The formula works best for numbers assigned in recent years and in smaller states. For individuals born after 1988, the researchers were able to predict the first five digits of a SSN on the first try 44 percent of the time. Using birth dates in Vermont from 1995, they were able to predict the first five digits in 90 percent of cases. Nationwide, for birth dates between 1989 and 2003, and using two attempts, they were able to determine the first five numbers of a SSN in 61 percent of cases.

Revealing only the last four digits of a SSN in documents, a precaution used by some organizations, provides little protection, the authors say, since the first five digits of a SSN are actually the easiest to predict.

Once the identity of a SSN can be narrowed to a range of, say, 10,000 possibilities, a network of computers controlled by a fraudster could easily make enough accurate guesses to fool websites that required a valid SSN. In many cases, only a name, date of birth, and SSN are needed to open a credit card account, Acquisti says.

“When one or two attempts are sufficient to identify a large proportion of issued SSNs’ first five digits, an attacker has incentives to invest resources into harvesting the remaining four from public documents or commercial services,” the authors conclude.

At least 10 million US residents, they estimate, have made their birth dates publicly available or easy to infer in online profiles. These can appear many places online, including Facebook or other social networking sites.

The problem with SSNs, as other researchers have pointed out, is that they are used at the same time for two purposes: to be a public identifier as well as a private password. In essence, they serve as both the name of the account and the password rolled into one.

The Social Security Administration should immediately change its system and begin assigning SSNs that are truly random, Acquisti says.

But that will be of no help to the millions of Americans who already possess “predictable” SSNs. What’s worse, unlike other passwords, SSNs can’t be easily changed or blacklisted.
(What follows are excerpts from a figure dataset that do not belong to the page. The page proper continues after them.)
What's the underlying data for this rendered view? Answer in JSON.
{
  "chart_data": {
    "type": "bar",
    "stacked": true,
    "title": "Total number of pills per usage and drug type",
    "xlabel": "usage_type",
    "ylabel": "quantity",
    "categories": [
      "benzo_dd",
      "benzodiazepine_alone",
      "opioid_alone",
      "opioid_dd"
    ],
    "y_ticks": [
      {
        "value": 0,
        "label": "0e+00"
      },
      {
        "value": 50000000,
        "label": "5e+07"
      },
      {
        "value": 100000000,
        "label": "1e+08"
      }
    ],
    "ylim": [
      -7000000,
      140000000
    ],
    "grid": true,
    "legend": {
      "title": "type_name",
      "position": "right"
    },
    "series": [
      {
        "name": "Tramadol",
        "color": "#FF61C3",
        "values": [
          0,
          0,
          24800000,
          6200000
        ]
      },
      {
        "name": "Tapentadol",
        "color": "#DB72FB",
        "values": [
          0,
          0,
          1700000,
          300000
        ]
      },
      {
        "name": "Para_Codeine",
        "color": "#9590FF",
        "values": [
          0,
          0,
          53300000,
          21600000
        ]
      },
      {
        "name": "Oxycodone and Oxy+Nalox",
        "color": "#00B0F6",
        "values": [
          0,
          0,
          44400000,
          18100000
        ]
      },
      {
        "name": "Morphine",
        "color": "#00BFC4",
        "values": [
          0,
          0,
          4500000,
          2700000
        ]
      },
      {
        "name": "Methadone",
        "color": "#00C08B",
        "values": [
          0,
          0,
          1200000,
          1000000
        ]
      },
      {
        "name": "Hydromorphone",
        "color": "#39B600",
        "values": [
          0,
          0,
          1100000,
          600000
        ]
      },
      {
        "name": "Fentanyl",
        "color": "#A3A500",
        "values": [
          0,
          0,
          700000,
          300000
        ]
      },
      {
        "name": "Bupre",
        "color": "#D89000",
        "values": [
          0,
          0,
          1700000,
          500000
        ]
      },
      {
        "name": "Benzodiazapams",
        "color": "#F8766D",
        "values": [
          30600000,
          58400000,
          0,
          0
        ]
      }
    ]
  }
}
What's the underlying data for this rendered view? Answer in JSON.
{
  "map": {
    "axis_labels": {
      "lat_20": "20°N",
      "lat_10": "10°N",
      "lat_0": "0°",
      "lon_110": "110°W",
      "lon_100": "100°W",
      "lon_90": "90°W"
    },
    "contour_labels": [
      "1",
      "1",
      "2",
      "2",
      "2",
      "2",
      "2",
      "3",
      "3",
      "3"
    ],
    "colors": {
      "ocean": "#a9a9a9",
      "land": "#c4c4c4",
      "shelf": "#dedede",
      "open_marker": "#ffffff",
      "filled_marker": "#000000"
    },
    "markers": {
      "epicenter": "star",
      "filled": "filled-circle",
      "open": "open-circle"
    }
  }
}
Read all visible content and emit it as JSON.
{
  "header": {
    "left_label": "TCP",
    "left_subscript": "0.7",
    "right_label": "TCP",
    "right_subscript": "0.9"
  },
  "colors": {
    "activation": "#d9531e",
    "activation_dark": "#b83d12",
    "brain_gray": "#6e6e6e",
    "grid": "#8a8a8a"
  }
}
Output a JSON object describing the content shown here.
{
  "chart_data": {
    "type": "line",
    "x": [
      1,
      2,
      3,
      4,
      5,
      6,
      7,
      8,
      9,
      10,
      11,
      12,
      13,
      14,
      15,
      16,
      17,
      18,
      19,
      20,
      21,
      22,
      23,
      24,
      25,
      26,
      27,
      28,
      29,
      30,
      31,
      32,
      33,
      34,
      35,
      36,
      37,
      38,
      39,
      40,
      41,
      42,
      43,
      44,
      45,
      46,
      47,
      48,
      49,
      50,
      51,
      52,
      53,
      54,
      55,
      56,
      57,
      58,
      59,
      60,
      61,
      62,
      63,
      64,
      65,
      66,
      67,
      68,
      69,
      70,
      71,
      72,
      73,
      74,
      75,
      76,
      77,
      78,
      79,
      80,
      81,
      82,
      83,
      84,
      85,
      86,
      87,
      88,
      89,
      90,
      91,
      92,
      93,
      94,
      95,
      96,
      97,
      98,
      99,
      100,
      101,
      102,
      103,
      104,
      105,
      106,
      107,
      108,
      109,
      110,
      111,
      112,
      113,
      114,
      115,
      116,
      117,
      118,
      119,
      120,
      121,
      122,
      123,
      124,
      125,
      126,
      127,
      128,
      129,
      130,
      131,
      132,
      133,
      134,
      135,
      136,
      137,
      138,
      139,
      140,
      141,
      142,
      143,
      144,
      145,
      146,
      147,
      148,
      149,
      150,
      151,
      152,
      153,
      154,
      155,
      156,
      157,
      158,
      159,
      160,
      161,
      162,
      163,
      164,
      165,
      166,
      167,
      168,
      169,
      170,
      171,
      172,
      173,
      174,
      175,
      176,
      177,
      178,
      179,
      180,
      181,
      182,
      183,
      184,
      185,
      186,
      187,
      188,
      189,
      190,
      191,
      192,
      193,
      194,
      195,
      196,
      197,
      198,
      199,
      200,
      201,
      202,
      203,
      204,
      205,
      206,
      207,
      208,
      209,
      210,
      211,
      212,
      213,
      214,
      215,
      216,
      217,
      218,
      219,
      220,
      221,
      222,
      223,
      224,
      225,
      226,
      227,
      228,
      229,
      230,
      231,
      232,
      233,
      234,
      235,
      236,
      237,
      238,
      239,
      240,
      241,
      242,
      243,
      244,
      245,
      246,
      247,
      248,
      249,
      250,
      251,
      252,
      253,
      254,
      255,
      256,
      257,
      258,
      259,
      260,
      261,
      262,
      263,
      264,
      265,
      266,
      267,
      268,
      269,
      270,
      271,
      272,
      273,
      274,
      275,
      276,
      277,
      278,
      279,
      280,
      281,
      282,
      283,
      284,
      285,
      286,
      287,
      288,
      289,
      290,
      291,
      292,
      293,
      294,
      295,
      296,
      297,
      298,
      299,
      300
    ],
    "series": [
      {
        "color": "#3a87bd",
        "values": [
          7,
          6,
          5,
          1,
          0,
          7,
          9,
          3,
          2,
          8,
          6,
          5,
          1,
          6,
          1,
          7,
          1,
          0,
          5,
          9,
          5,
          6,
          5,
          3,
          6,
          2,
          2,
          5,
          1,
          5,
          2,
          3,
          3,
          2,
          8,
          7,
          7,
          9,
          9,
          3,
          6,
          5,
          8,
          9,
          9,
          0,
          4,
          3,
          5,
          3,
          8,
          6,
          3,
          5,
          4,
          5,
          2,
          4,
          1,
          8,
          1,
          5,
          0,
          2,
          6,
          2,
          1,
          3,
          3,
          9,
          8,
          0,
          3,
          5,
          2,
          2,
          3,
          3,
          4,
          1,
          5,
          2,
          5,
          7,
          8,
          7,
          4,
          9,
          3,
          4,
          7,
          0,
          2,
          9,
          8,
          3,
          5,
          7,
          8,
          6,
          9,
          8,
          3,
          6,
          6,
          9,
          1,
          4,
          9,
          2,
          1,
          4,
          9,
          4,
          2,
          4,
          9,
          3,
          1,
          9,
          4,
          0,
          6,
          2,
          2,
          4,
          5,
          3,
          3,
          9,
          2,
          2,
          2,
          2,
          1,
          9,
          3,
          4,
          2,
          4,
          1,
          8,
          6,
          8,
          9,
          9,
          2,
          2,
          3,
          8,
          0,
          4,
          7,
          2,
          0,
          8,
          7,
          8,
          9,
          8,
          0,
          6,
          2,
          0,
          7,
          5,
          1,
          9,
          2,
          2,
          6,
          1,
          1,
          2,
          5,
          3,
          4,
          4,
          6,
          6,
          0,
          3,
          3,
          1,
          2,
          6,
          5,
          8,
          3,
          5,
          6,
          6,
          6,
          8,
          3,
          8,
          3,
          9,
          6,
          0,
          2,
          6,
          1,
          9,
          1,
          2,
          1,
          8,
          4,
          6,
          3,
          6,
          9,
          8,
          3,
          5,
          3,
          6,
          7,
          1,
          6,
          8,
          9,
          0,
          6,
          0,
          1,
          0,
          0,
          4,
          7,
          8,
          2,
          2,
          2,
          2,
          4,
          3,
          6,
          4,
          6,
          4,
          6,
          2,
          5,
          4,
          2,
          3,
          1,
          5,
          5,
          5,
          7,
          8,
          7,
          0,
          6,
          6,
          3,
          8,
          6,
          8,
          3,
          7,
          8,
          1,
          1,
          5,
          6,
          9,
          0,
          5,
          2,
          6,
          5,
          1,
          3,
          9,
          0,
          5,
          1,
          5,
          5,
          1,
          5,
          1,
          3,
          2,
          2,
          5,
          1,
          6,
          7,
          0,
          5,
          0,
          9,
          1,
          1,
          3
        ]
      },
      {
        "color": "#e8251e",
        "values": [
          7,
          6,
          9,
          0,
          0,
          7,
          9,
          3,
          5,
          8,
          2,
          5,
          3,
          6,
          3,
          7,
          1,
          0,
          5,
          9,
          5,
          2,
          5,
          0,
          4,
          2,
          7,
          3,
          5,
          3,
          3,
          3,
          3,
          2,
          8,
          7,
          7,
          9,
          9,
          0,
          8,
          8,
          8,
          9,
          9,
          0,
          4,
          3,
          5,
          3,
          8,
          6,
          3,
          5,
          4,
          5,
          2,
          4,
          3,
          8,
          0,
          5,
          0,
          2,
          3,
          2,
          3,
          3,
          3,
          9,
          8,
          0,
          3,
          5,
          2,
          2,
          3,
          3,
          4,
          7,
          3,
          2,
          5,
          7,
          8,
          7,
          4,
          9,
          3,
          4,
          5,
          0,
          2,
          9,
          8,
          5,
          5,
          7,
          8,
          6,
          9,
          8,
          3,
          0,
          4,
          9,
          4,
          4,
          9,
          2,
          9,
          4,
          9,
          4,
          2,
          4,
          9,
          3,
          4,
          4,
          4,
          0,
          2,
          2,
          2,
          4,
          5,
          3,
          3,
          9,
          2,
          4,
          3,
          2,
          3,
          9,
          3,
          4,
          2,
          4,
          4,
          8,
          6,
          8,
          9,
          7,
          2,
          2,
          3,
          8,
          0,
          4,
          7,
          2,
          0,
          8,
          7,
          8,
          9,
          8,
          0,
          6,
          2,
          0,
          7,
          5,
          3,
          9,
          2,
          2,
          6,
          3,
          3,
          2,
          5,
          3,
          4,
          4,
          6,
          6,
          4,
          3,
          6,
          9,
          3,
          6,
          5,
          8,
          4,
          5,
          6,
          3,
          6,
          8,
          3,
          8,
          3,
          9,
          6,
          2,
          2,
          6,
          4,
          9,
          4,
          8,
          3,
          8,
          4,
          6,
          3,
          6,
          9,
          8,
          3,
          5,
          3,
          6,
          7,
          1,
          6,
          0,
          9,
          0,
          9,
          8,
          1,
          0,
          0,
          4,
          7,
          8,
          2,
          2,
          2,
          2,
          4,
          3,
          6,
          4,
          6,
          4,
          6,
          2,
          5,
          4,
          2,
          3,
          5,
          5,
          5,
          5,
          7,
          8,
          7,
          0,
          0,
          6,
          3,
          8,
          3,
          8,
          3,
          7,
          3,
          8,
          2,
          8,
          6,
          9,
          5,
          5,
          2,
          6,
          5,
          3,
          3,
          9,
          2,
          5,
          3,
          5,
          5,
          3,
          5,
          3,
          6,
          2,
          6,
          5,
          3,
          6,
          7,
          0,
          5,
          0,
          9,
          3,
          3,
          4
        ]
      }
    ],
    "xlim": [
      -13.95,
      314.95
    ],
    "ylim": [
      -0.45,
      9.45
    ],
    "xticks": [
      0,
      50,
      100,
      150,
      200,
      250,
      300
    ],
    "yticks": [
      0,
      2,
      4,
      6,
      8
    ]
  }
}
The study also shows how publicly available data online can be “mined” from various sources and aggregated to reveal new information.

“Maybe no one single piece of that information in itself is personally identifiable, but when you start linking the pieces of information with even a little bit of context, you can with a high degree of probability identify someone personally,” says Helen Nissenbaum, a professor of media, culture, and communication at New York University, who did not work on the study.

The burden now, the authors conclude, is on “industry, academia, and policy makers to think about better and economically efficient ways to protect identities in a world of wired consumers.”